Sokhib menambahkan, dua pabrikan tersebut, yakni PT Iter Aero Industri dan PT Vela Prima Nusantara (Vela Aero), yang keduanya berbasis di Bandung. ITER Aero telah mendapatkan Design Organization Approval (DOA) sehingga dapat mulai merancang produknya, sementara Vela tengah menyelesaikan proses DOA dan sudah memiliki prototipe skala 1:3 yang berhasil terbang.
Menurut Sokhib, bila rampung dikembangkan, drone besar produksi dalam negeri itu dapat mengangkut muatan hingga 700 kilogram (kg). Teknologi ini dinilai berpotensi mendukung distribusi logistik, khususnya di wilayah terdepan, terpencil, dan tertinggal (3T). “Kalau ini bisa, drone besar tanpa pilot bisa mengangkut kurang lebih 700 kilogram. Ini sangat bagus buat kita, terutama di wilayah 3T seperti Papua,” ujarnya.

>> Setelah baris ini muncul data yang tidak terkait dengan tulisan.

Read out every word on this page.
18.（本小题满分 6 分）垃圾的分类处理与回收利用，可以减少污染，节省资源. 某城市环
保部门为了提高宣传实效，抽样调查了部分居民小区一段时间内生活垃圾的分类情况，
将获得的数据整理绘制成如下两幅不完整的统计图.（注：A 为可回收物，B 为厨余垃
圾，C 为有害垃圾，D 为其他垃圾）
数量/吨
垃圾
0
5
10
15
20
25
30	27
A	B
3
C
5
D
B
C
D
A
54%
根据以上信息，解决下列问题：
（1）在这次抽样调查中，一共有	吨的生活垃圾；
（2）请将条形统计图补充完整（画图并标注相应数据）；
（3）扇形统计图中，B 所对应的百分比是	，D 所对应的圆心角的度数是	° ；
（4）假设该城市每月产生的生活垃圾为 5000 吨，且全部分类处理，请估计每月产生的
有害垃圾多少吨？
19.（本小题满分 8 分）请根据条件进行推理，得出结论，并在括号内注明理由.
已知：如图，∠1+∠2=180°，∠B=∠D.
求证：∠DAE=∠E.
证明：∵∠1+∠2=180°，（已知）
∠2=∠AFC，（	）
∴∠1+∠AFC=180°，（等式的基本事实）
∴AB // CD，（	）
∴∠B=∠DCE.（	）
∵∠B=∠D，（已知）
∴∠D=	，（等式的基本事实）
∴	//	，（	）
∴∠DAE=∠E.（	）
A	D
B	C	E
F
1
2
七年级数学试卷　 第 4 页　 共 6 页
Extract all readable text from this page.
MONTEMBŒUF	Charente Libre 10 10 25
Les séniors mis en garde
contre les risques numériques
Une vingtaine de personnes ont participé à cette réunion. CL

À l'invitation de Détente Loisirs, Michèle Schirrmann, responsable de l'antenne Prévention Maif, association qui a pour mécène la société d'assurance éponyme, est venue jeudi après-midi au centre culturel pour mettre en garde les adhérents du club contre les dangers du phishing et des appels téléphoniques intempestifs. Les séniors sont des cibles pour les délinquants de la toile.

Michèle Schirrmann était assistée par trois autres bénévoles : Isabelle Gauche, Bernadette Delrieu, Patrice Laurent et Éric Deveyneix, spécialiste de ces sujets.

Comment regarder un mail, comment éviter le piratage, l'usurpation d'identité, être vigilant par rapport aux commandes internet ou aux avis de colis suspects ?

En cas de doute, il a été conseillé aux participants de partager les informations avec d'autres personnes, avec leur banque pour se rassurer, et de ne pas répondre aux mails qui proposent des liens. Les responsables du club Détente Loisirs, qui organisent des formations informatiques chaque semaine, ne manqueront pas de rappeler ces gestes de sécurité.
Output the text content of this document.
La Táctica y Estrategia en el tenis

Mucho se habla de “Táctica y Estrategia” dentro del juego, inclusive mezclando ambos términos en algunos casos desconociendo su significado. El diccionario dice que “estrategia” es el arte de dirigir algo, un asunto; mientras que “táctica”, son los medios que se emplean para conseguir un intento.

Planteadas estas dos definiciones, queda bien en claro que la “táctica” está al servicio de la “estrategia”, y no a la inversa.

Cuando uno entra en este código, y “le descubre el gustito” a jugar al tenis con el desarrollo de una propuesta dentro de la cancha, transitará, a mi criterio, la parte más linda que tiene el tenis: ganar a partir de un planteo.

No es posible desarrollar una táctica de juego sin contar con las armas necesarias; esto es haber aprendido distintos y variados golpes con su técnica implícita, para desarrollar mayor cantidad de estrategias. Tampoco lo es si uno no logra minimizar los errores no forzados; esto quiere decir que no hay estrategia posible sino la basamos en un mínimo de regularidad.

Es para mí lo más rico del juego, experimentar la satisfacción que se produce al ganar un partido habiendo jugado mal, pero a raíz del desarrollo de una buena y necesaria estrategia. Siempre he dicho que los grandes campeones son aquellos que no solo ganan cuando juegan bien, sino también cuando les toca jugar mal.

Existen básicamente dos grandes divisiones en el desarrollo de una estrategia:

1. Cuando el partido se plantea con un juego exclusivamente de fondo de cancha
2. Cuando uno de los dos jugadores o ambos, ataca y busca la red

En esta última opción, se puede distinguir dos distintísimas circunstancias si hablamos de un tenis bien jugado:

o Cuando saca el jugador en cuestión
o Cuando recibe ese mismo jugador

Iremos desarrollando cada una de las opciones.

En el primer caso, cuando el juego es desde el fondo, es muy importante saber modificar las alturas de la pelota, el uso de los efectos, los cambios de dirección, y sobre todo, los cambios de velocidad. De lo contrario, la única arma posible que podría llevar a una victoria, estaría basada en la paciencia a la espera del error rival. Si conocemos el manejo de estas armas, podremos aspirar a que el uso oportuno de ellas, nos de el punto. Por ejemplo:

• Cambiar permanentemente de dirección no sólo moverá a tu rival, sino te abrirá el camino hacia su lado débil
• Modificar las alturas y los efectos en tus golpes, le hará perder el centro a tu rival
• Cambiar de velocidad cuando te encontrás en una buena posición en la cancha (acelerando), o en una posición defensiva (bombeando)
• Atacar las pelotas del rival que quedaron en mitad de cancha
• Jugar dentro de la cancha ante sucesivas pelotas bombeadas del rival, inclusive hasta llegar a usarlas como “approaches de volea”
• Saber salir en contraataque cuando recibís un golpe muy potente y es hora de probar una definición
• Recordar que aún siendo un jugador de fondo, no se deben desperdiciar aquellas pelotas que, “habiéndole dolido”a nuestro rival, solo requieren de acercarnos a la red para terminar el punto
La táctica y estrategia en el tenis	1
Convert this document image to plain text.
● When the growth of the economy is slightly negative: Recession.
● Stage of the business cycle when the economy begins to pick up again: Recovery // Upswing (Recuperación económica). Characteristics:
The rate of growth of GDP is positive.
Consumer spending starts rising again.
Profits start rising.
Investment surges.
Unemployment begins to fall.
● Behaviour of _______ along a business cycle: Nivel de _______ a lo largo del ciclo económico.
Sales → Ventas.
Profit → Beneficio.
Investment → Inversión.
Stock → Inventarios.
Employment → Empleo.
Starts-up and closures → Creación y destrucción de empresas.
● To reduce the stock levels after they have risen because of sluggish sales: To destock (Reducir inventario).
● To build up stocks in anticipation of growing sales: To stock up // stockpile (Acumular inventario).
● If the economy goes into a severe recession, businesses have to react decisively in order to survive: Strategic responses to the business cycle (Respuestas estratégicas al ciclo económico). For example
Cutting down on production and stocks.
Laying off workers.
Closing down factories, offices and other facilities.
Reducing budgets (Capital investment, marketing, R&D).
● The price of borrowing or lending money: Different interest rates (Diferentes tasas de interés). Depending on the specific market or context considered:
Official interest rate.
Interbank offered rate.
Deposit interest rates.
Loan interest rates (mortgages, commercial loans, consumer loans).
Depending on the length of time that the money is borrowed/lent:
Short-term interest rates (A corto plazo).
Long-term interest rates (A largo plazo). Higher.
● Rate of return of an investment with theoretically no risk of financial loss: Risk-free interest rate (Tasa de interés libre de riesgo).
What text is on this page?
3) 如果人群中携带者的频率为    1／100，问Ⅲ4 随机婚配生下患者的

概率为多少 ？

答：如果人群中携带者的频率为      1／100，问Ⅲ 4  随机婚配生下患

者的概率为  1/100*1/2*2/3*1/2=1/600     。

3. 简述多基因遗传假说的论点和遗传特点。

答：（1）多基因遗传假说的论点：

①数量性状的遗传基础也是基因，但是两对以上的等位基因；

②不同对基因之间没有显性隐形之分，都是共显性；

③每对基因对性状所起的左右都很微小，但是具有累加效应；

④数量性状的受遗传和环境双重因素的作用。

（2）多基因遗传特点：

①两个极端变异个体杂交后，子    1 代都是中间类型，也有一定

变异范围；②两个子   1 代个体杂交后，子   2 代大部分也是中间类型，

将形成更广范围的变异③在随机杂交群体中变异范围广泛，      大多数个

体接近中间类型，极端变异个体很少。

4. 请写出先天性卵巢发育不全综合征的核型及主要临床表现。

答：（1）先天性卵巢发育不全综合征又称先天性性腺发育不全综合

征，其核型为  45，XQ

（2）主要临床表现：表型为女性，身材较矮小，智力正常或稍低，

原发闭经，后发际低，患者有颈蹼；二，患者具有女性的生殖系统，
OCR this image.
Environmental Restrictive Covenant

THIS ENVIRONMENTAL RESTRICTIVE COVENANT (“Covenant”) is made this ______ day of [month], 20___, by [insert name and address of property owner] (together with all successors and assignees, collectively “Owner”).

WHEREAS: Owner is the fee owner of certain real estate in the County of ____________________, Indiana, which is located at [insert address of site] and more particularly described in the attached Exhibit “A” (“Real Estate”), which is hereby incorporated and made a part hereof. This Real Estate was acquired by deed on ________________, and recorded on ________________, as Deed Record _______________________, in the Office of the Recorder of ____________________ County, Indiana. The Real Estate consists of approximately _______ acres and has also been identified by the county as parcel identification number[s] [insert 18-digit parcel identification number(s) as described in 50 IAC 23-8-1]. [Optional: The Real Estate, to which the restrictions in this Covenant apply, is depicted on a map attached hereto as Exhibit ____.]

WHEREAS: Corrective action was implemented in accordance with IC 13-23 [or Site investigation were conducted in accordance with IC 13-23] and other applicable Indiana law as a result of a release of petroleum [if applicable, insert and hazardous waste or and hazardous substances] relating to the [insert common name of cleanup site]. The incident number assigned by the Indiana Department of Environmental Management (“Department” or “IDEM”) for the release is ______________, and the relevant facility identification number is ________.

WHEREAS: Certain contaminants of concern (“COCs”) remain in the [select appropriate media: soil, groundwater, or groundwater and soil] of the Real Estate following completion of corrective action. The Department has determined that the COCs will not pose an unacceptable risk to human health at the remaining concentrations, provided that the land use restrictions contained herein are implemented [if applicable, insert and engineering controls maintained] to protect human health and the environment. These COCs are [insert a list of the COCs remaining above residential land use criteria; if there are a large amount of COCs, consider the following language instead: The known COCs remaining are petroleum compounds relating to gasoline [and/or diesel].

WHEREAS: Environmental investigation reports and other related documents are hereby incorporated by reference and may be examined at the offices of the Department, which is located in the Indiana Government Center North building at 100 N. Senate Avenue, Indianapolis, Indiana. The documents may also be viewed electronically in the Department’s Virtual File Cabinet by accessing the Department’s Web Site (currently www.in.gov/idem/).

Sokhib menjelaskan, saat ini Kemenhub telah memiliki peta jalan atau roadmap pengembangan Unmanned Aircraft System (UAS) dan telah bergabung dalam forum Internasional Joint Unmanned Rule Making Aircraft System bersama negara-negara lain untuk menyusun standar global. “Untuk drone kecil, kita sudah final, ada kurang lebih 5.000 drone yang sudah terdaftar dan 11.000 sertifikat pilot jarak jauh yang telah diterbitkan,” paparnya.
Kemenhub juga memastikan kesiapan regulasi di berbagai aspek, seperti sertifikasi pilot jarak jauh, sistem registrasi, otorisasi operasional, serta pengaturan ruang udara bagi penerbangan tanpa awak.
Meski demikian, Sokhib menegaskan bahwa pengoperasian drone besar di wilayah padat penduduk seperti Jakarta belum menjadi prioritas. Teknologi ini akan difokuskan lebih dahulu untuk kebutuhan logistik dan layanan udara di daerah 3T.
“Untuk daerah berpenduduk padat mungkin kita nanti dulu. Justru yang kita butuhkan teknologi ini di daerah 3T, untuk mendukung logistik dan pembangunan infrastruktur,” pungkasnya.